The increases in premiums reflect the law’s early provisions, such as “free” preventive care and adding “children” up to age 26 to their parents’ policies. Consumers may like these features, but they come at a cost, and because they now are in federal law, people can’t opt out.
Analysts at the Congressional Budget Office estimate that the average policy for those who get health insurance through the workplace will cost $20,000 a year for a family of four by the year 2016. Millions of Americans who buy insurance on their own will pay at least $2,100 a year more for their policies than if the law had not passed, CBO says. And obtaining health insurance will not be optional since everyone will be required to have coverage or pay a fine.
Former CBO Director Douglas Holtz-Eakin estimates that as many as 35 million more people will flood to the subsidized exchanges for health insurance than Congress expected, adding $1 trillion to the $2.6 trillion cost to taxpayers.
One of the tools companies have found valuable in helping them offer affordable coverage – Health Savings Accounts – are at risk of being strangled by obscure and complex regulations issued by the Department of Health and Human Services.

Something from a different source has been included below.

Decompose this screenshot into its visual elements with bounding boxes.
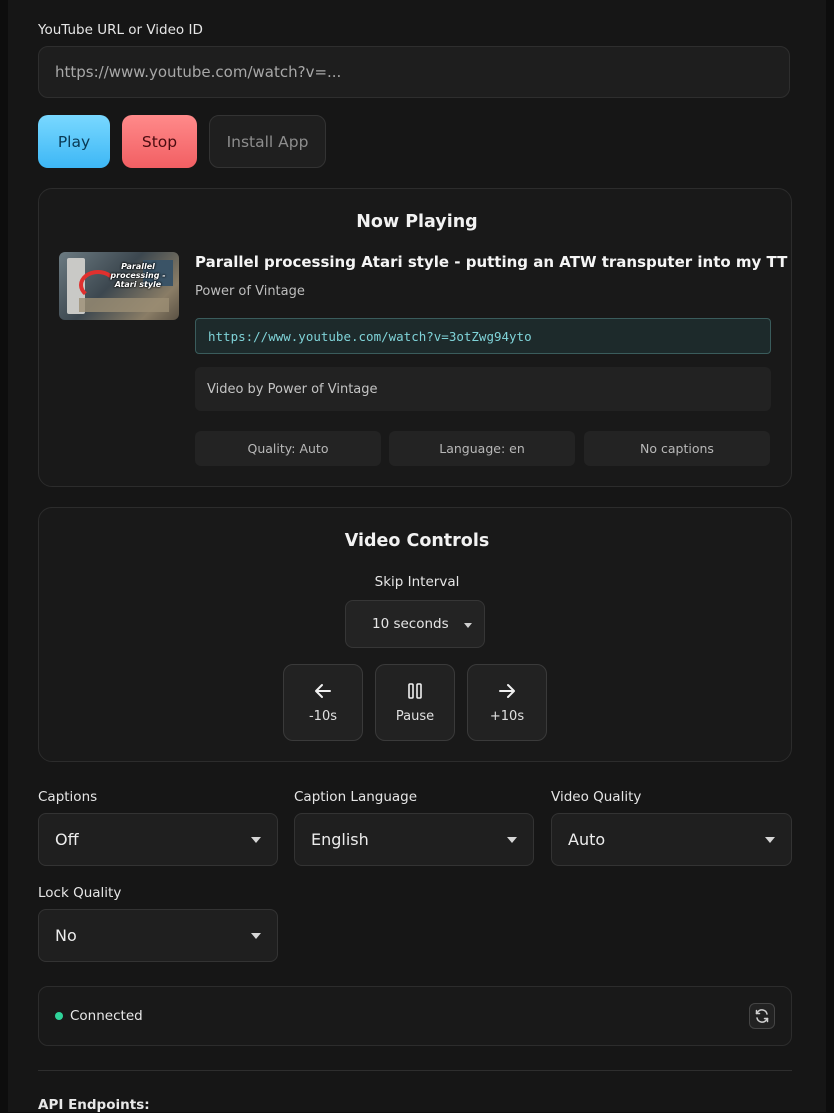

The lower-cost HSAs would not be able to comply with strict new rules dictating how premium dollars must be allocated. The chief Medicare actuary has said health spending will actually increase thanks to the Affordable Care Act by at least $311 billion over the decade.
But supporters of the law are pointing to figures released in December showing that per capita spending in Medicare increased only 2 percent in 2011, half the normal rise. The actuaries, however, attribute the slowing primarily to lower utilization of medical services by seniors, not to provisions in the new law.
With 10,000 baby boomers aging into Medicare every day, spending will soon bankrupt Medicare and the federal government unless the program is modernized.
One of the reasons the business community supported passage of the law was because of promises it would finally get health costs under control. The experience in Massachusetts, which passed legislation in 2006 similar to the national law, shows that costs are continuing to soar, with Massachusetts still facing the highest health costs in the nation.
The rest of the country faces the same threat under the new law. We needed health reform, but the Affordable Care Act tried to do too much too fast and it is backfiring in its goals. It’s time to head back to the negotiating table and get this right to save consumers, businesses and taxpayers from the law’s calamitous costs.